Sinang se guaseaba tanto del mucho latin que sabía su padre como del poco y malo que conocía su marido.

—Precisamente tengo alhajas muy antiguas, contestó Simoun, quitando la funda de lona de la maleta más pequeña.

Era un cofre de acero pulimentado con muchos adornos de bronce y cerraduras sólidas y complicadas.

Tengo collares de Cleopatra, legítimos y verdaderos, hallados en las pirámides, anillos de senadores y caballeros romanos encontrados en las ruinas de Cartago...

—¡Probablemente les que Anibal envió despues de la batalla de Cannes! añadió Cpn. Basilio muy seriamente y estremeciéndose de júbilo.

El buen señor, aunque había leido mucho sobre los antiguos, por falta de museos en Filipinas jamás había visto nada de aquellos tiempos.

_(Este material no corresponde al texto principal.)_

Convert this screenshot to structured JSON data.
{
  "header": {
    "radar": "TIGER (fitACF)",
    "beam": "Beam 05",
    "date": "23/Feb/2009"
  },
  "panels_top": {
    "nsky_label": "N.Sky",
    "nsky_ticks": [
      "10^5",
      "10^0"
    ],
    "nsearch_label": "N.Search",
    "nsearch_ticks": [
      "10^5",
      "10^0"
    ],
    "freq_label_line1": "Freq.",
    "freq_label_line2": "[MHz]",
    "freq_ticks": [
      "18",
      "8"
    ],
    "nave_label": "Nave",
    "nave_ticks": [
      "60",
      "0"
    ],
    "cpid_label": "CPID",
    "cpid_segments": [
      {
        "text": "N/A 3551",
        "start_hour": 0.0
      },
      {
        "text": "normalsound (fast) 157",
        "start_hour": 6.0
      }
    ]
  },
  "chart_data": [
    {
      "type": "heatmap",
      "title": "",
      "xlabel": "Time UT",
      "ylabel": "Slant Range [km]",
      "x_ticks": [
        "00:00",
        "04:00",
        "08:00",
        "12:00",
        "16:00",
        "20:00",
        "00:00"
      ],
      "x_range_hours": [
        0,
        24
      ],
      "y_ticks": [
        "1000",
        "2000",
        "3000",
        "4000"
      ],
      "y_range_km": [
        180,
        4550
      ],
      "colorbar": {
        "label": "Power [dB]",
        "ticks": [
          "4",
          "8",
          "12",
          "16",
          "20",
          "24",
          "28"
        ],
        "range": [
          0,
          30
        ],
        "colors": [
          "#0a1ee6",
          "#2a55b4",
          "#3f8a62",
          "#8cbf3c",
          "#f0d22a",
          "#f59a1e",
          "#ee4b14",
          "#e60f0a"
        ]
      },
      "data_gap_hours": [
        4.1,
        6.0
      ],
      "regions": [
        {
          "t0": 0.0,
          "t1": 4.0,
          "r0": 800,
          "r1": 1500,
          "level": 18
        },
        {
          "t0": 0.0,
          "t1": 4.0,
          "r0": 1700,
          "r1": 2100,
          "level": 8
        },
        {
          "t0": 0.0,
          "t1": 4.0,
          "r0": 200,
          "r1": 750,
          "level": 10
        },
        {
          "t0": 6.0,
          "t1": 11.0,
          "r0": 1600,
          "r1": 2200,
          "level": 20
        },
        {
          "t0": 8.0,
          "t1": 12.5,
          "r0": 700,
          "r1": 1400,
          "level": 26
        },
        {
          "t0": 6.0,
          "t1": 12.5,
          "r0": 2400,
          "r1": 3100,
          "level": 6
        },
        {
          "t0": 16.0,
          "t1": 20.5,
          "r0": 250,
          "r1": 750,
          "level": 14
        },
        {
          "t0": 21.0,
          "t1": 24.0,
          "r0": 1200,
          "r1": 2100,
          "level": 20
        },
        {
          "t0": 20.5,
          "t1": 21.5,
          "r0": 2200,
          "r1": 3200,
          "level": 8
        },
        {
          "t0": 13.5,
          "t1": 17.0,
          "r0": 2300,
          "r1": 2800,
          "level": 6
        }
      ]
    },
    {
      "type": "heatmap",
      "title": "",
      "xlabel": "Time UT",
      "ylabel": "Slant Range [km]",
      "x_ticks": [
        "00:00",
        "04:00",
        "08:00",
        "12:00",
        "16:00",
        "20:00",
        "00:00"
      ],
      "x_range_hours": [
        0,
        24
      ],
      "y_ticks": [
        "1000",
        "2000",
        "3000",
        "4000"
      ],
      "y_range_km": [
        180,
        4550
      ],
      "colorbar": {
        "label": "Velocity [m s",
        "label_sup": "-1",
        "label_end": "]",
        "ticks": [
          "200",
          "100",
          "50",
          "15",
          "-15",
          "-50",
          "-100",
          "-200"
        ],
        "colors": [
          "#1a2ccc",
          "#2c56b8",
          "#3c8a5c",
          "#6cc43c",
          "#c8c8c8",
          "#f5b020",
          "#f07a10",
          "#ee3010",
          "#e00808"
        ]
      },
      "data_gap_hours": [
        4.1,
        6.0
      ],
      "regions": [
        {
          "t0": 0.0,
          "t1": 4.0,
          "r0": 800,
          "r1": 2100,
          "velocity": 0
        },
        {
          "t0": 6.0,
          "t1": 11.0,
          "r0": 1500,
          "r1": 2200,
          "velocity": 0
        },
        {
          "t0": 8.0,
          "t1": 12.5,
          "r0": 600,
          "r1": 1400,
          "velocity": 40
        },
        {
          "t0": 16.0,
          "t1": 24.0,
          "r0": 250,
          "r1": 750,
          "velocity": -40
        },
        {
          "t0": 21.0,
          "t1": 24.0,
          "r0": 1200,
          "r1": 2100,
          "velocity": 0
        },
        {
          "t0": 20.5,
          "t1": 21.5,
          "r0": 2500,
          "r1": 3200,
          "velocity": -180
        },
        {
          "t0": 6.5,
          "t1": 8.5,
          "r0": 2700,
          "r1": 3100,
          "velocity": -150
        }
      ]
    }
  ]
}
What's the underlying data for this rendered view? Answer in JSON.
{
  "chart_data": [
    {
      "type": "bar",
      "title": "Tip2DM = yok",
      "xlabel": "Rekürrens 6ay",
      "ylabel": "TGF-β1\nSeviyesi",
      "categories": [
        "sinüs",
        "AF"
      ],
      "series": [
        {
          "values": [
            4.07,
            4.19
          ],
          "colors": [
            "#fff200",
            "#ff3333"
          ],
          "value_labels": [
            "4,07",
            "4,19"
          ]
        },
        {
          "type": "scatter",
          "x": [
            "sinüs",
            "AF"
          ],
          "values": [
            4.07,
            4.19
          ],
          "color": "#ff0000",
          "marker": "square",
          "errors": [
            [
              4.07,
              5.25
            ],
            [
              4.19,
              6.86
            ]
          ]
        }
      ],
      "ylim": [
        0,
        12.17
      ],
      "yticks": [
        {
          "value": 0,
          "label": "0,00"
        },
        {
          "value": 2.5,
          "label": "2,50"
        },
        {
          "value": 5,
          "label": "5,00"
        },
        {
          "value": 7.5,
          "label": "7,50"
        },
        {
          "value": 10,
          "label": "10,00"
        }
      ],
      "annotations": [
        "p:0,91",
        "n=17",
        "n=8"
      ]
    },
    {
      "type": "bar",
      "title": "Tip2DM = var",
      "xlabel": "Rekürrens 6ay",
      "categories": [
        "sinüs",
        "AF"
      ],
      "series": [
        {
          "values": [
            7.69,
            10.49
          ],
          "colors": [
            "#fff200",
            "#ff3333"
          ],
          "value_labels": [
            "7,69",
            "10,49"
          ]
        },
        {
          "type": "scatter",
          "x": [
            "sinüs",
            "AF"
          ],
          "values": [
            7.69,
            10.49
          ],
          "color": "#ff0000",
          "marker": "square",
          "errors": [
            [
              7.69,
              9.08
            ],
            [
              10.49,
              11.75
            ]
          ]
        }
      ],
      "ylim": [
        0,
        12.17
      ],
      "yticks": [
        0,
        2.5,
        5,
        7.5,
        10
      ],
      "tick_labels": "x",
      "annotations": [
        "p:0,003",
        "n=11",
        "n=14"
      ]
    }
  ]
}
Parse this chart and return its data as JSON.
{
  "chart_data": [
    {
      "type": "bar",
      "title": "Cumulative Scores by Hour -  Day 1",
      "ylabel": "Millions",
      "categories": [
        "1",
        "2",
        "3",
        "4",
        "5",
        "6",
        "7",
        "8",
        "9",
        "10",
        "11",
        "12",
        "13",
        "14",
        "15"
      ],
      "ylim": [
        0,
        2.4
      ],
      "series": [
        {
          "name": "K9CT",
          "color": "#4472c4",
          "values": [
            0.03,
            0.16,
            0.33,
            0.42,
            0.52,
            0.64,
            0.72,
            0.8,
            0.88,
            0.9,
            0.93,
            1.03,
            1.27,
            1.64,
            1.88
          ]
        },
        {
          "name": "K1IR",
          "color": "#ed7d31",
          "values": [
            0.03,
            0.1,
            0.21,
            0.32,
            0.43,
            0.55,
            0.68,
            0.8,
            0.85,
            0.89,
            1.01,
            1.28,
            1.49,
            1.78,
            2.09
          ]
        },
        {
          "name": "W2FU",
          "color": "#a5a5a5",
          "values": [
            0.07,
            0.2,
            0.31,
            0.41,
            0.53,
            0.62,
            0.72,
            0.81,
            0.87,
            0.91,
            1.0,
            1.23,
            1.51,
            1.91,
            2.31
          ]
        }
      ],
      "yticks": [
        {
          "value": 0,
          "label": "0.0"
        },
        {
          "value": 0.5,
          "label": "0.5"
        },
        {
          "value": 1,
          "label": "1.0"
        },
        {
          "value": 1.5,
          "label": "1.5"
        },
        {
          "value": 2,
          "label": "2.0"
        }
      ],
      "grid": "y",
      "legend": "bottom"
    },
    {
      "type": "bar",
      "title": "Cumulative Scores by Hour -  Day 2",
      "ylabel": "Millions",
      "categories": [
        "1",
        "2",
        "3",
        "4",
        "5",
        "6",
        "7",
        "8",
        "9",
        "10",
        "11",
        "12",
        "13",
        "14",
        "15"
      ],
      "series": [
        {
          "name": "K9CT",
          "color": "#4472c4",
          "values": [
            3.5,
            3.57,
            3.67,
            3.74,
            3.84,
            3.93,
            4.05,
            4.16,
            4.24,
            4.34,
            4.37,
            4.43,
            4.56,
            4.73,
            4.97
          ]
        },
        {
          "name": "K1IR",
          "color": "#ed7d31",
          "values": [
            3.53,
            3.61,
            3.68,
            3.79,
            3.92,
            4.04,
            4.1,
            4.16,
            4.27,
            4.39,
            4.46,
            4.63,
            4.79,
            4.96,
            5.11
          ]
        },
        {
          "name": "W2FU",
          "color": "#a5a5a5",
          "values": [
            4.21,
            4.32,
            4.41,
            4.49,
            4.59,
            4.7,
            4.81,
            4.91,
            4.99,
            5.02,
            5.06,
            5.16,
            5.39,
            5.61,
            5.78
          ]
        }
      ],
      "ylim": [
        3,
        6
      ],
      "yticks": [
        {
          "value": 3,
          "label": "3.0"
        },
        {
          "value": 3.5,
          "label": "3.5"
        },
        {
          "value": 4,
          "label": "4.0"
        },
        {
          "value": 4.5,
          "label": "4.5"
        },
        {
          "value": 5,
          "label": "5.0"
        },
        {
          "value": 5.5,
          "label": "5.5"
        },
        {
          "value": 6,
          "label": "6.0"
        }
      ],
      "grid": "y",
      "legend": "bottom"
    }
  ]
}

—Traigo además, costosísimos pendientes de damas romanas encontrados en la quinta de Annio Mucio Papilino en Pompeya...

Cpn. Basilio sacudía la cabeza dando á entender que estaba al corriente y que tenía prisa por ver tantas preciosas reliquias. Las mujeres decían que tambien querían tener de Roma, como rosarios benditos por el Papa, reliquias que perdonan los pecados sin necesidad de confesion, etc.